Do the right thing. Easy to say, harder to do. Who defines what that is? If you do the wrong thing for the right reasons, does that count? How about if you do the wrong thing for the right reasons? Right Action can be about results, yes, but it’s more about intentions. If you’re aware that what you’re doing is going to hurt someone, including you, don’t do it. More importantly, think about what unintended consequences might arise before you act. Never do anything that you know could end up causing harm.
What is Right Action?
Right Action is the fourth step along the Buddhist Eightfold Path. It’s also the second moral virtue, after Right Speech. This one is pretty easy to grasp: don’t undertake actions that lead to the creation of suffering. It includes basics like don’t steal, don’t kill, and don’t misuse sexuality.
The killing part is debated. Some Buddhists are strict vegetarians, because they feels that all intentional killing violates this ideal. Others, including the Dalai Lama, feel that refusing a kill a sheep to feed a family creates more suffering, and it more unethical than humanely raising animals for food.
Misusing sexuality is another facet that’s open to interpretation. For monks and nuns, it means celibacy. Most Buddhists agree that it extends to honoring marriage vows. The area of debate has to do with certain consensual acts, and the division is largely cultural. Is it okay for single people to have premarital sex? It’s clearly wrong for force people into prostitution, but what becoming a sex worker is a choice? How about homosexuality, and other areas on the LQBTQ+ spectrum? The answer is always “does it lead to the creation of suffering, for yourself or others?”. If the answer is no, have at it.
Right Action as a Catalyst for Self-Care
Think of Right Action as a form of preventive care. It’s a far smaller scale than murder and theft. If you know that eating too much will create health problems down the line, practice moderation. Knowing that drinking to excess, or driving while drunk, could end in injury, death, or incarceration, don’t go down that road. Eat right, exercise, drink enough water, sleep soundly, and meditate. These are Right Actions that alleviate existing suffering, and allow you to avoid the creation of new suffering.
Engaging in self-care is in itself a practice of Right Action. Taking care of your body, mind, and spirit means that you are able to do things for yourself, without the assistance of others. You will be able to better care for others.

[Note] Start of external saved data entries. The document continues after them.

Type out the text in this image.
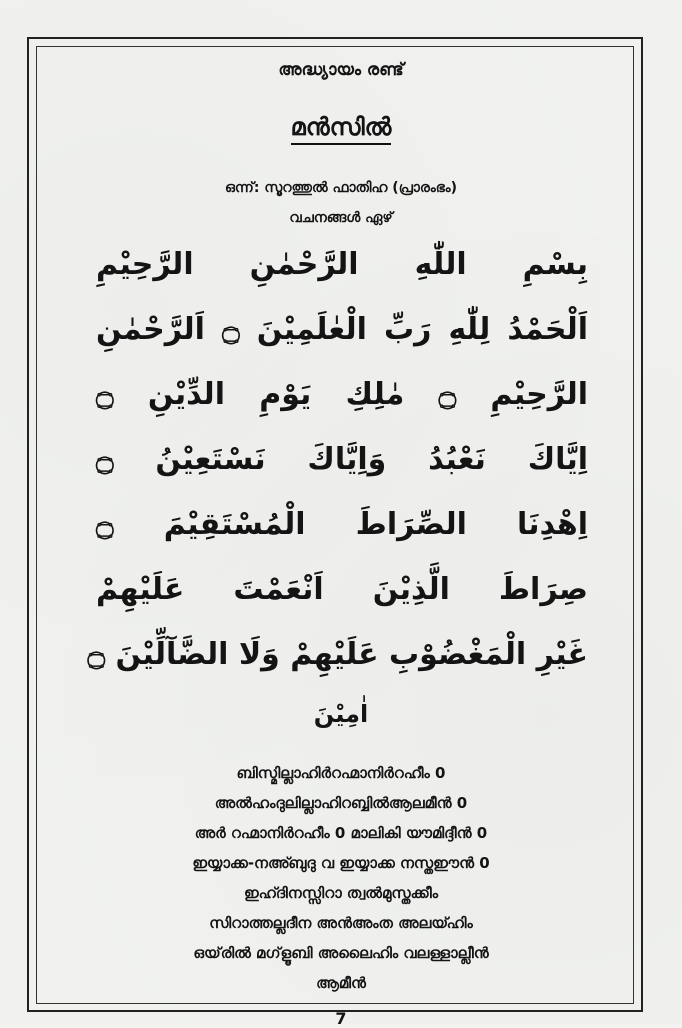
അദ്ധ്യായം രണ്ട്
മൻസിൽ
ഒന്ന്: സൂറത്തുൽ ഫാതിഹ (പ്രാരംഭം)
വചനങ്ങൾ ഏഴ്
بِسْمِ اللّٰهِ الرَّحْمٰنِ الرَّحِيْمِ
اَلْحَمْدُ لِلّٰهِ رَبِّ الْعٰلَمِيْنَ ۝ اَلرَّحْمٰنِ
الرَّحِيْمِ ۝ مٰلِكِ يَوْمِ الدِّيْنِ ۝
اِيَّاكَ نَعْبُدُ وَاِيَّاكَ نَسْتَعِيْنُ ۝
اِهْدِنَا الصِّرَاطَ الْمُسْتَقِيْمَ ۝
صِرَاطَ الَّذِيْنَ اَنْعَمْتَ عَلَيْهِمْ
غَيْرِ الْمَغْضُوْبِ عَلَيْهِمْ وَلَا الضَّآلِّيْنَ ۝
اٰمِيْنَ
ബിസ്മില്ലാഹിർറഹ്മാനിർറഹീം 0
അൽഹംദുലില്ലാഹിറബ്ബിൽആലമീൻ 0
അർ റഹ്മാനിർറഹീം 0 മാലികി യൗമിദ്ദീൻ 0
ഇയ്യാക്ക-നഅ്ബുദു വ ഇയ്യാക്ക നസ്തഈൻ 0
ഇഹ്ദിനസ്സിറാ ത്വൽമുസ്തക്കീം
സിറാത്തല്ലദീന അൻഅംത അലയ്ഹിം
ഒയ്‌രിൽ മഗ്‌ളൂബി അലൈഹിം വലള്ളാല്ലീൻ
ആമീൻ
7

If you do need help, and you aren’t able to help others, be clear that it’s okay. Just think things through, and don’t willfully engage in reckless actions that could lead to a state of helplessness.
To me, this starts with compassion and empathy. I have compassion for myself; most of us do. I also consider how my actions will affect others. It’s popular these days to say that what happens to other people isn’t your problem. Even if you could have helped. Even if you could have prevented the situation. It’s an abdication of responsibility for others. You’ve got yours, they can go get their own. Personally, I feel terrible when I have to rely on other people because I’ve made poor decisions or taken wrong actions. It’s awful when people are suffering and I can’t help. Expressing compassion is self-care, it’s kindness, and it’s Right Action.
Do You Have Insights on Right Action and Self-Care?
We need to be honest about what our problems are. What areas of our lives are in need of better self-care? If you already have a routine, are the things you’re doing getting you results? What can you do differently that will address your unmet needs, and allow you to alleviate your own suffering? Be sure that the step you take aren’t going to end up causing you a different sort of suffering, or accidentally create suffering for others. Employing Right Action, you can improve your own self-care efforts.